Although investors are very keen to see the so-called ‘Fed pivot’ (switching from raising rates to lowering them), it is much more likely we will see a ‘Fed pause’ in the coming months, as it adopts a wait-and-see policy to observe the effects of one of the steepest monetary tightening cycles in history.
In the UK, having raised rates more gradually than the Fed in previous months, the BoE opted to increase interest rates by 0.5% to 4% to a 14-year high. The BoE said that although the UK will enter a recession in 2023, they now anticipate it to be shallower than expected. The next move for interest rates in the UK is an area of much debate.

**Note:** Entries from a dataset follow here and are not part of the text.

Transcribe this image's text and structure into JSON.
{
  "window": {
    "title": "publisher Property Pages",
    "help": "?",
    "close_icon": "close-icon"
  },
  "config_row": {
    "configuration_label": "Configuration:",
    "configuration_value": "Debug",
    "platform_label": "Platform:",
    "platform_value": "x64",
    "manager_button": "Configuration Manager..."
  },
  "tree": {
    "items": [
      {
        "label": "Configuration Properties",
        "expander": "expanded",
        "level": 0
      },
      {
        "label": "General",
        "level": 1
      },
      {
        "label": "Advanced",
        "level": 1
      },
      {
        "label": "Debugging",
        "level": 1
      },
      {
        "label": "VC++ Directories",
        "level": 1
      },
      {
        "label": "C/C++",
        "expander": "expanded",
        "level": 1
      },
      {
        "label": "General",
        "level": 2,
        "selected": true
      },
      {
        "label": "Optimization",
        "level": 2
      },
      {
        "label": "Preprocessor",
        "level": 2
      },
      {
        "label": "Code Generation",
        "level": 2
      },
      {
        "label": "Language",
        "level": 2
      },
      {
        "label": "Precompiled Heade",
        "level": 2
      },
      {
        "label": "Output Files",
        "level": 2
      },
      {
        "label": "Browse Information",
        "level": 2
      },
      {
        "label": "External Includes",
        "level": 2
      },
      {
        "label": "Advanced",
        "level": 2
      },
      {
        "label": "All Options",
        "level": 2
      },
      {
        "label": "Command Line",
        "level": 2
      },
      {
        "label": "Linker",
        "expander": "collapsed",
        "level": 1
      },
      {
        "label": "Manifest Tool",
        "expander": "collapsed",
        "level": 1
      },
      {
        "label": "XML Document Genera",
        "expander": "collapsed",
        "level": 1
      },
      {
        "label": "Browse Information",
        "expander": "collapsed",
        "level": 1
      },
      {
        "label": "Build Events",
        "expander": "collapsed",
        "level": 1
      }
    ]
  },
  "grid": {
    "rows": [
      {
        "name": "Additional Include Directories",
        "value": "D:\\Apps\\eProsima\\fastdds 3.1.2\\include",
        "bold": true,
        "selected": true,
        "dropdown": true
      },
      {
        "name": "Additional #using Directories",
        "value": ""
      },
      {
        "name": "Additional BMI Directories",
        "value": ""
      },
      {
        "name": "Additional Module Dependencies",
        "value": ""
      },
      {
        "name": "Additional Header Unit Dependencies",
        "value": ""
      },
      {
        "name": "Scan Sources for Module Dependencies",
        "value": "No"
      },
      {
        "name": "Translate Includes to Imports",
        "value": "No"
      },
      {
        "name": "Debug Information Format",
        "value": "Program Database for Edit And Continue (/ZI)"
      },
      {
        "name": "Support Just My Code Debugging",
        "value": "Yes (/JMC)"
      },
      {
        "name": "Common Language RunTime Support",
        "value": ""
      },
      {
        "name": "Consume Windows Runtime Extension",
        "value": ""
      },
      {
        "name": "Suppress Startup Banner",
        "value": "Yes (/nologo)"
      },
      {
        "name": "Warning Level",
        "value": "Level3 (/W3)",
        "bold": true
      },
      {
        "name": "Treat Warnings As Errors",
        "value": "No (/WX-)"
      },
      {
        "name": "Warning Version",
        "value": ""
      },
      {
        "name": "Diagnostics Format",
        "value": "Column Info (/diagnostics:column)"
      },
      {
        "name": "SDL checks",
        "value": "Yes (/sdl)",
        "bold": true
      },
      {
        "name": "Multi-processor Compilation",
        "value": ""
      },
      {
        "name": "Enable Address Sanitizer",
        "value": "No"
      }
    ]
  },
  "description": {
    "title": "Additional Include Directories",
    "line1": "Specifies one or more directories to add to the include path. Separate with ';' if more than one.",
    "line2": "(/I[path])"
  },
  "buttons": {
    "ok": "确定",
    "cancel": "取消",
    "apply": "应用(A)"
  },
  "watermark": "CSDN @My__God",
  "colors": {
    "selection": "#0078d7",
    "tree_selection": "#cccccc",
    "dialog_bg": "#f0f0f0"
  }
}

With inflation still sitting at over 10%, I expect further increases will be needed in the coming months, with perhaps 4.5% being the terminal rate.
Earnings season continued this week with investors keen to see how higher interest rates and falling consumer confidence are affecting businesses. One sector which continues to see growth in earnings is energy, with the vast majority of oil majors so far reporting strong numbers. On Thursday, it was the turn of Shell, who reported its highest-ever yearly profit at almost £40bn – double the figure of 2021. Income investors cheered the proposed 15% increase in its quarterly dividend and the firm also announced a $4bn share buyback program. It appears that Shell is also doing a good job of fixing the roof while the sun is shining, with debt falling to $44.8bn at the end of 2022 from $52.6bn a year earlier.
The bumper profits experienced since the spike in oil prices a year ago have caused an outcry among the public who face soaring energy bills and attracted attention from cash-strapped governments looking to raise revenue by introducing windfall taxes. Shell reported that it expects to pay some $2.3bn in such windfall taxes (EU and UK) on its 2022 earnings.